Did you know that the process of obtaining original Title Deeds has changed?
While this has probably remained below the radar for many home owners, amendments to Regulation 68 47/1937 of the Deeds Registries Act which were published in January this year (2019) means that there's a longer, more onerous - and no doubt costlier route you need to follow if you've lost the original Title Deed to your property.
A Title Deed is proof of ownership of the property - registered in your name, and signed and endorsed by the Registrar of Deeds.
Read more: Titles deeds, the Deeds Ofiice and Deeds Registry
But, points out Lanice Steward, head of training for Pam Golding Properties, if you are selling your property, not being in possession of the Title Deed could end up delaying the transfer to the new owner.
Says Steward: "If you have paid off your mortgage, or paid cash for your home when you acquired it, you as the owner of the property should be in possession of the original Title Deed, whereas if you have a mortgage on the property, the bank will hold this document and you may retain a copy.

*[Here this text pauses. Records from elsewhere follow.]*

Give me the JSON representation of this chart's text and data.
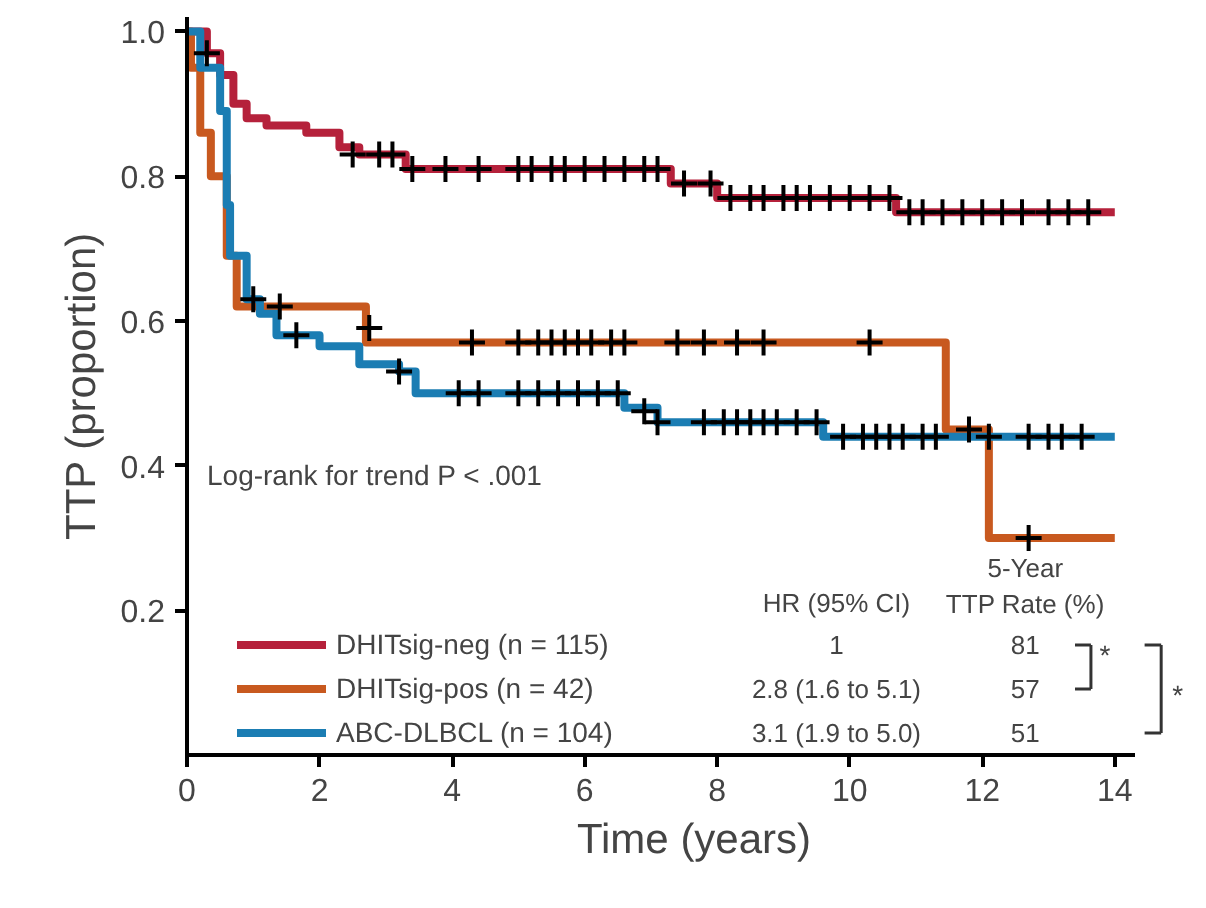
{
  "chart_data": {
    "type": "step",
    "xlabel": "Time (years)",
    "ylabel": "TTP (proportion)",
    "xlim": [
      0,
      14.3
    ],
    "xticks": [
      0,
      2,
      4,
      6,
      8,
      10,
      12,
      14
    ],
    "ylim": [
      0,
      1.02
    ],
    "yticks": [
      {
        "value": 0.2,
        "label": "0.2"
      },
      {
        "value": 0.4,
        "label": "0.4"
      },
      {
        "value": 0.6,
        "label": "0.6"
      },
      {
        "value": 0.8,
        "label": "0.8"
      },
      {
        "value": 1.0,
        "label": "1.0"
      }
    ],
    "grid": false,
    "legend": "bottom left",
    "series": [
      {
        "name": "DHITsig-neg (n = 115)",
        "color": "#b5213b",
        "x": [
          0,
          0.3,
          0.5,
          0.7,
          0.9,
          1.2,
          1.8,
          2.3,
          2.6,
          3.3,
          7.3,
          8.0,
          10.7,
          14
        ],
        "values": [
          1.0,
          0.97,
          0.94,
          0.9,
          0.88,
          0.87,
          0.86,
          0.84,
          0.83,
          0.81,
          0.79,
          0.77,
          0.75,
          0.75
        ]
      },
      {
        "name": "DHITsig-pos (n = 42)",
        "color": "#c8591f",
        "x": [
          0,
          0.06,
          0.2,
          0.36,
          0.6,
          0.75,
          2.7,
          11.45,
          12.1,
          14
        ],
        "values": [
          1.0,
          0.95,
          0.86,
          0.8,
          0.69,
          0.62,
          0.57,
          0.45,
          0.3,
          0.3
        ]
      },
      {
        "name": "ABC-DLBCL (n = 104)",
        "color": "#1b7db3",
        "x": [
          0,
          0.2,
          0.5,
          0.6,
          0.65,
          0.9,
          1.1,
          1.35,
          2.0,
          2.6,
          3.2,
          3.45,
          6.6,
          7.1,
          9.6,
          14
        ],
        "values": [
          1.0,
          0.95,
          0.89,
          0.76,
          0.69,
          0.63,
          0.61,
          0.58,
          0.565,
          0.54,
          0.53,
          0.5,
          0.48,
          0.46,
          0.44,
          0.44
        ]
      },
      {
        "type": "scatter",
        "marker": "cross",
        "color": "#000000",
        "x": [
          0.3,
          2.5,
          2.9,
          3.1,
          3.4,
          3.9,
          4.4,
          5.0,
          5.2,
          5.5,
          5.7,
          6.0,
          6.3,
          6.6,
          6.9,
          7.1,
          7.5,
          7.9,
          8.2,
          8.5,
          8.7,
          9.0,
          9.2,
          9.4,
          9.7,
          10.0,
          10.3,
          10.6,
          10.9,
          11.1,
          11.4,
          11.7,
          12.0,
          12.3,
          12.6,
          13.0,
          13.3,
          13.6
        ],
        "values": [
          0.97,
          0.83,
          0.83,
          0.83,
          0.81,
          0.81,
          0.81,
          0.81,
          0.81,
          0.81,
          0.81,
          0.81,
          0.81,
          0.81,
          0.81,
          0.81,
          0.79,
          0.79,
          0.77,
          0.77,
          0.77,
          0.77,
          0.77,
          0.77,
          0.77,
          0.77,
          0.77,
          0.77,
          0.75,
          0.75,
          0.75,
          0.75,
          0.75,
          0.75,
          0.75,
          0.75,
          0.75,
          0.75
        ]
      },
      {
        "type": "scatter",
        "marker": "cross",
        "color": "#000000",
        "x": [
          1.4,
          2.75,
          4.3,
          5.0,
          5.3,
          5.5,
          5.7,
          5.9,
          6.1,
          6.4,
          6.6,
          7.4,
          7.8,
          8.3,
          8.7,
          10.3,
          11.8,
          12.7
        ],
        "values": [
          0.62,
          0.59,
          0.57,
          0.57,
          0.57,
          0.57,
          0.57,
          0.57,
          0.57,
          0.57,
          0.57,
          0.57,
          0.57,
          0.57,
          0.57,
          0.57,
          0.45,
          0.3
        ]
      },
      {
        "type": "scatter",
        "marker": "cross",
        "color": "#000000",
        "x": [
          1.0,
          1.65,
          3.2,
          4.1,
          4.4,
          5.0,
          5.3,
          5.6,
          5.9,
          6.2,
          6.5,
          6.9,
          7.1,
          7.8,
          8.1,
          8.3,
          8.5,
          8.7,
          8.9,
          9.2,
          9.5,
          9.9,
          10.2,
          10.4,
          10.6,
          10.8,
          11.1,
          11.3,
          12.1,
          12.7,
          13.0,
          13.2,
          13.5
        ],
        "values": [
          0.63,
          0.58,
          0.53,
          0.5,
          0.5,
          0.5,
          0.5,
          0.5,
          0.5,
          0.5,
          0.5,
          0.475,
          0.46,
          0.46,
          0.46,
          0.46,
          0.46,
          0.46,
          0.46,
          0.46,
          0.46,
          0.44,
          0.44,
          0.44,
          0.44,
          0.44,
          0.44,
          0.44,
          0.44,
          0.44,
          0.44,
          0.44,
          0.44
        ]
      }
    ],
    "annotations": [
      "Log-rank for trend P < .001",
      "HR (95% CI)",
      "5-Year\nTTP Rate (%)",
      "1",
      "81",
      "2.8 (1.6 to 5.1)",
      "57",
      "3.1 (1.9 to 5.0)",
      "51",
      "*",
      "*"
    ]
  }
}
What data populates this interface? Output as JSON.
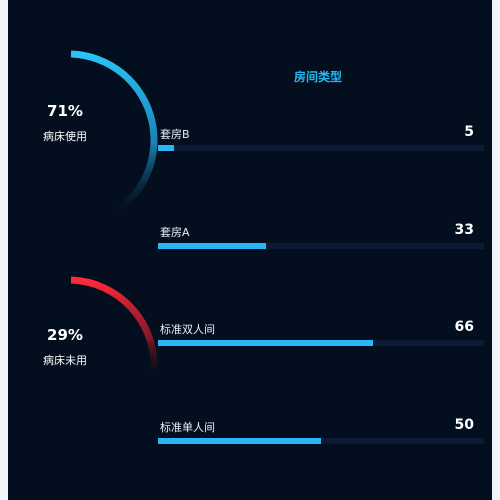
{
  "gauges": [
    {
      "percent": "71%",
      "label": "病床使用",
      "fraction": 0.71,
      "color": "#29b6f6"
    },
    {
      "percent": "29%",
      "label": "病床未用",
      "fraction": 0.29,
      "color": "#ff2a3a"
    }
  ],
  "chart_data": {
    "type": "bar",
    "orientation": "horizontal",
    "title": "房间类型",
    "categories": [
      "套房B",
      "套房A",
      "标准双人间",
      "标准单人间"
    ],
    "values": [
      5,
      33,
      66,
      50
    ],
    "xlim": [
      0,
      100
    ],
    "grid": false,
    "bar_color": "#29b6f6",
    "track_color": "#0b1b36"
  },
  "colors": {
    "background": "#030e1e",
    "title": "#26b8f0"
  }
}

"In the case of the bond being paid off, then the bank's attorney would have been required to give you the original Title Deed to your property. Alternatively, it may be that you may have simply mislaid the original Title Deed.
"In any event, you still have a window of opportunity to obtain your Title Deed before the new process kicks in.
"What you need to do is check where your Title Deed is, and if it is not in your possession it is advisable to go to your local Deeds Office before the deadline, and complete an application requesting a certified Title Deed. If you are not near a Deeds Office, you can ask your local attorney to apply for a new certified Title Deed on your behalf. This will result in the lost Title Deed being null and void."
This will avoid the new process, which dictates that over and above the existing application process, your application and affidavit will need to be attested by a notary public, and must be advertised in the Government Gazette, and in addition, must for two weeks be open for inspection by the public at the Deeds Registry. All of which costs you both time and money.
And for buyers, adds Steward, if you are acquiring a property and paying cash, ensure the original Title Deed is sent to you by your transferring attorney. This will be available from the Deeds Office about three months after the transfer. This will avoid any delays in the registration process, or additional cost when you want to sell. Ensure that your Title Deed is in a secure place and it is also advisable to keep an additional certified copy of your Title Deed in a different location.